Things that have happened since I last wrote:

  • I found a new apartment
  • End-of-year dance performances happened, and went fairly well
  • I bought new living room furniture that is new and mine and isn’t handed down from my ex-boyfriend
  • My mom came in to town to help me move all of my stuff into storage and get rid of my old, second-hand furniture and lots of the other random stuff that I had accumulated
  • I spent a month in Michigan teaching at the youth performing company where I grew up
  • I moved into a new, much nicer, apartment, where I had my new furniture delivered
  • I started my new teaching schedule

The nicest thing is that I have room for my great grandmother’s sewing machine in my new apartment, so I now have the little White serger, my new Brother, and Granny’s old machine (a Kenmore, not a Singer, as I believe I posted earlier).  I also have a washer and dryer in my apartment so I don’t have to deal with my crazy neighbor and her (mis)use of the laundry facilities, a little patio out back, and a full kitchen with a fridge that actually works and doesn’t routinely allow ice cream to melt all down the front (the novelty!), a full size stove (4 burners!) that maintains correct temperature in the oven, a double basin sink with garbage disposal, a dishwasher, and some actual counter space.
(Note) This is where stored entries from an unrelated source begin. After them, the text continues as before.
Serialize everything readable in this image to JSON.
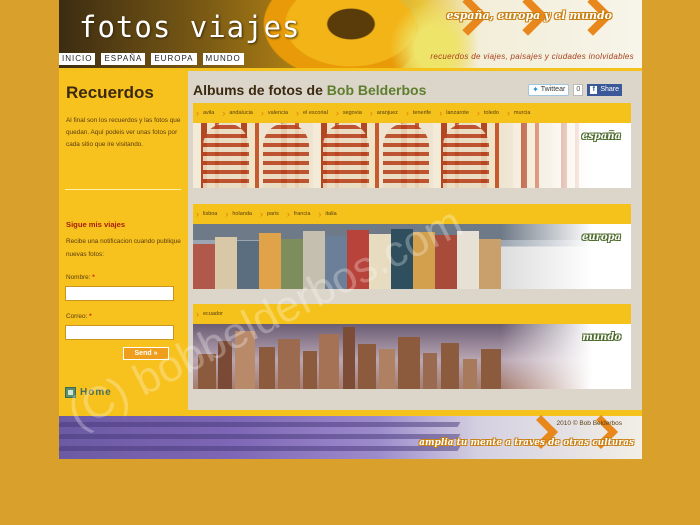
{
  "header": {
    "title": "fotos viajes",
    "tagline": "españa, europa y el mundo",
    "subtitle": "recuerdos de viajes, paisajes y ciudades inolvidables"
  },
  "nav": {
    "items": [
      {
        "label": "INICIO"
      },
      {
        "label": "ESPAÑA"
      },
      {
        "label": "EUROPA"
      },
      {
        "label": "MUNDO"
      }
    ]
  },
  "sidebar": {
    "title": "Recuerdos",
    "text": "Al final son los recuerdos y las fotos que quedan. Aquí podeis ver unas fotos por cada sitio que ire visitando.",
    "follow_title": "Sigue mis viajes",
    "follow_text": "Recibe una notificacion cuando publique nuevas fotos:",
    "name_label": "Nombre:",
    "email_label": "Correo:",
    "required_mark": "*",
    "name_value": "",
    "email_value": "",
    "send_label": "Send »",
    "home_label": "Home"
  },
  "main": {
    "heading_prefix": "Albums de fotos de",
    "heading_owner": "Bob Belderbos",
    "share": {
      "tweet_label": "Twittear",
      "tweet_count": "0",
      "fb_label": "Share"
    },
    "sections": [
      {
        "label": "españa",
        "tags": [
          "avila",
          "andalucia",
          "valencia",
          "el escorial",
          "segovia",
          "aranjuez",
          "tenerife",
          "lanzarote",
          "toledo",
          "murcia"
        ]
      },
      {
        "label": "europa",
        "tags": [
          "lisboa",
          "holanda",
          "paris",
          "francia",
          "italia"
        ]
      },
      {
        "label": "mundo",
        "tags": [
          "ecuador"
        ]
      }
    ]
  },
  "footer": {
    "copyright": "2010 © Bob Belderbos",
    "tagline": "amplia tu mente a traves de otras culturas"
  },
  "watermark": "(C) bobbelderbos.com",
  "colors": {
    "page_bg": "#d9a12c",
    "accent_yellow": "#f4c21a",
    "accent_orange": "#ef9d1d",
    "heading_green": "#5d7e2c",
    "follow_red": "#a4200c"
  }
}
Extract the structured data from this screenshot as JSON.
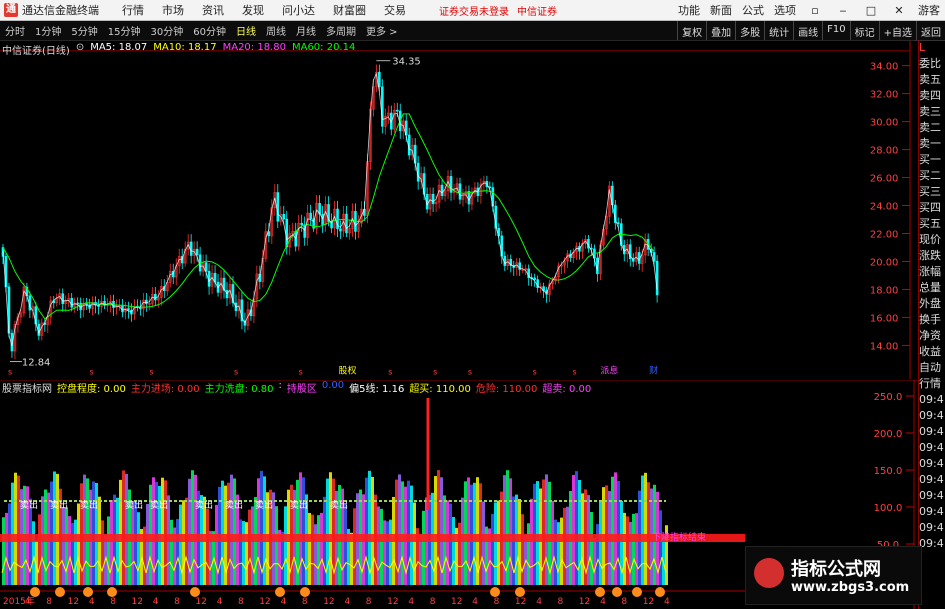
{
  "titlebar": {
    "app_title": "通达信金融终端",
    "menus": [
      "行情",
      "市场",
      "资讯",
      "发现",
      "问小达",
      "财富圈",
      "交易"
    ],
    "status_text": "证券交易未登录",
    "broker": "中信证券",
    "right_items": [
      "功能",
      "新面",
      "公式",
      "选项"
    ],
    "user": "游客"
  },
  "toolbar": {
    "timeframes": [
      "分时",
      "1分钟",
      "5分钟",
      "15分钟",
      "30分钟",
      "60分钟",
      "日线",
      "周线",
      "月线",
      "多周期",
      "更多 >"
    ],
    "active": "日线",
    "right_buttons": [
      "复权",
      "叠加",
      "多股",
      "统计",
      "画线",
      "F10",
      "标记",
      "+自选",
      "返回"
    ]
  },
  "main": {
    "stock_name": "中信证券(日线)",
    "ma": [
      {
        "label": "MA5: 18.07",
        "color": "#ffffff"
      },
      {
        "label": "MA10: 18.17",
        "color": "#ffff00"
      },
      {
        "label": "MA20: 18.80",
        "color": "#ff40ff"
      },
      {
        "label": "MA60: 20.14",
        "color": "#00ff00"
      }
    ],
    "high_label": "34.35",
    "low_label": "12.84",
    "price_axis": [
      "34.00",
      "32.00",
      "30.00",
      "28.00",
      "26.00",
      "24.00",
      "22.00",
      "20.00",
      "18.00",
      "16.00",
      "14.00"
    ],
    "bottom_markers": [
      "股权",
      "派息",
      "财"
    ]
  },
  "indicator": {
    "name": "股票指标网",
    "items": [
      {
        "label": "控盘程度: 0.00",
        "color": "#ffff00"
      },
      {
        "label": "主力进场: 0.00",
        "color": "#ff3030"
      },
      {
        "label": "主力洗盘: 0.80",
        "color": "#00ff00"
      },
      {
        "label": ":",
        "color": "#cccccc"
      },
      {
        "label": "持股区",
        "color": "#ff40ff"
      },
      {
        "label": "0.00",
        "color": "#3060ff"
      },
      {
        "label": "偏5线: 1.16",
        "color": "#ffffff"
      },
      {
        "label": "超买: 110.00",
        "color": "#ffff00"
      },
      {
        "label": "危险: 110.00",
        "color": "#ff3030"
      },
      {
        "label": "超卖: 0.00",
        "color": "#ff40ff"
      }
    ],
    "axis": [
      "250.0",
      "200.0",
      "150.0",
      "100.0",
      "50.0"
    ],
    "annotations": [
      "卖出",
      "卖出",
      "卖出",
      "卖出",
      "卖出",
      "卖出",
      "卖出",
      "卖出",
      "卖出",
      "卖出"
    ],
    "banner": "下降指标结束"
  },
  "right_panel": {
    "top": [
      "L",
      "委比",
      "卖五",
      "卖四",
      "卖三",
      "卖二",
      "卖一",
      "买一",
      "买二",
      "买三",
      "买四",
      "买五",
      "现价",
      "涨跌",
      "涨幅",
      "总量",
      "外盘",
      "换手",
      "净资",
      "收益"
    ],
    "bottom": [
      "自动",
      "行情",
      "09:4",
      "09:4",
      "09:4",
      "09:4",
      "09:4",
      "09:4",
      "09:4",
      "09:4",
      "09:4",
      "09:4"
    ]
  },
  "time_axis": {
    "labels": [
      "2015年",
      "4",
      "8",
      "12",
      "4",
      "8",
      "12",
      "4",
      "8",
      "12",
      "4",
      "8",
      "12",
      "4",
      "8",
      "12",
      "4",
      "8",
      "12",
      "4",
      "8",
      "12",
      "4",
      "8",
      "12",
      "4",
      "8",
      "12",
      "4",
      "8",
      "12",
      "4"
    ]
  },
  "watermark": {
    "title": "指标公式网",
    "url": "www.zbgs3.com"
  },
  "colors": {
    "up": "#ff3030",
    "down": "#00ffff",
    "ma5": "#ffffff",
    "ma10": "#ffff00",
    "ma20": "#ff40ff",
    "ma60": "#00ff00",
    "grid": "#7a0000"
  }
}
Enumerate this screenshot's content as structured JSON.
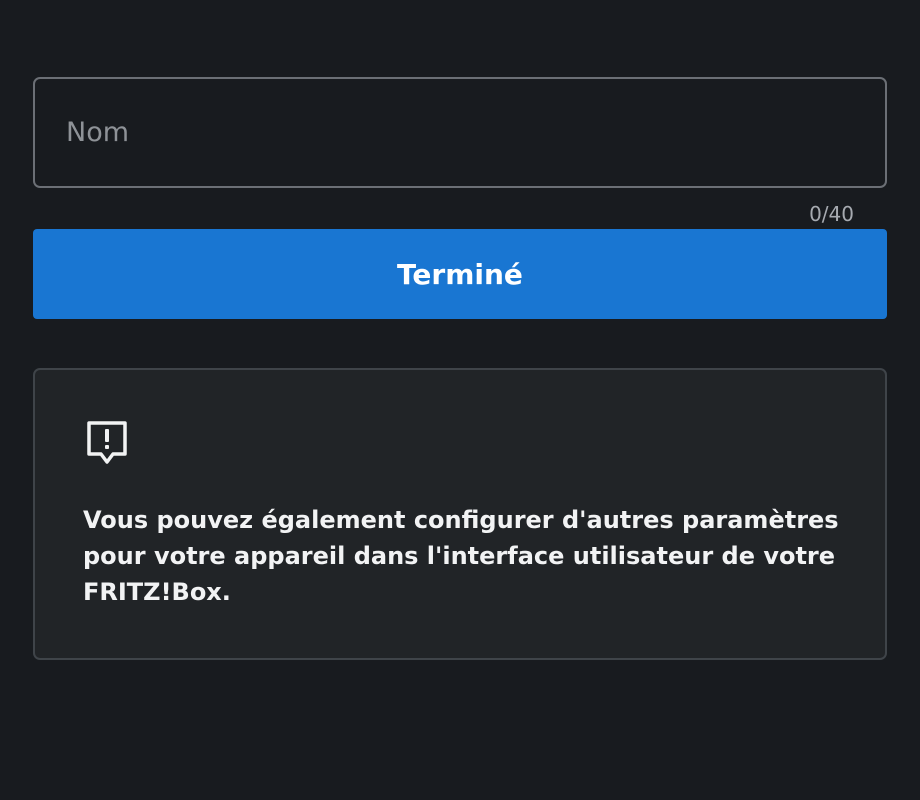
{
  "form": {
    "name_field": {
      "placeholder": "Nom",
      "value": ""
    },
    "char_counter": "0/40",
    "done_label": "Terminé"
  },
  "info_card": {
    "icon": "feedback-exclamation-icon",
    "text": "Vous pouvez également configurer d'autres paramètres pour votre appareil dans l'interface utilisateur de votre FRITZ!Box."
  },
  "colors": {
    "background": "#181b1f",
    "accent": "#1976d2",
    "card_background": "#212427"
  }
}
The past few months have been incredibly eventful.  Highlights (if they can be called that) are my friend’s baby being born and then immediately spending time in the NICU for life-threatening meconium aspiration (he’s fine now, no long-term damage, but that was a nerve-wracking couple of weeks), my parents’ dog and rabbit both dying, a falling-out with my grandmother, a 16-year-old student’s suicide, a student’s friend’s suicide, one of my closest friends breaking up with her long-term boyfriend, and not knitting or sewing a single stitch during the entire month of August.  With the start of the new school year, I’m looking forward to some positive changes.  Namely, I’m hoping that no one dies.  That would be nice.

I’ll update with some photos of things like my new furniture and Granny’s sewing machine as soon as I figure out where my camera is in the pile of boxes currently occupying my garage.  (Did I mention that I have a garage at my new apartment?!)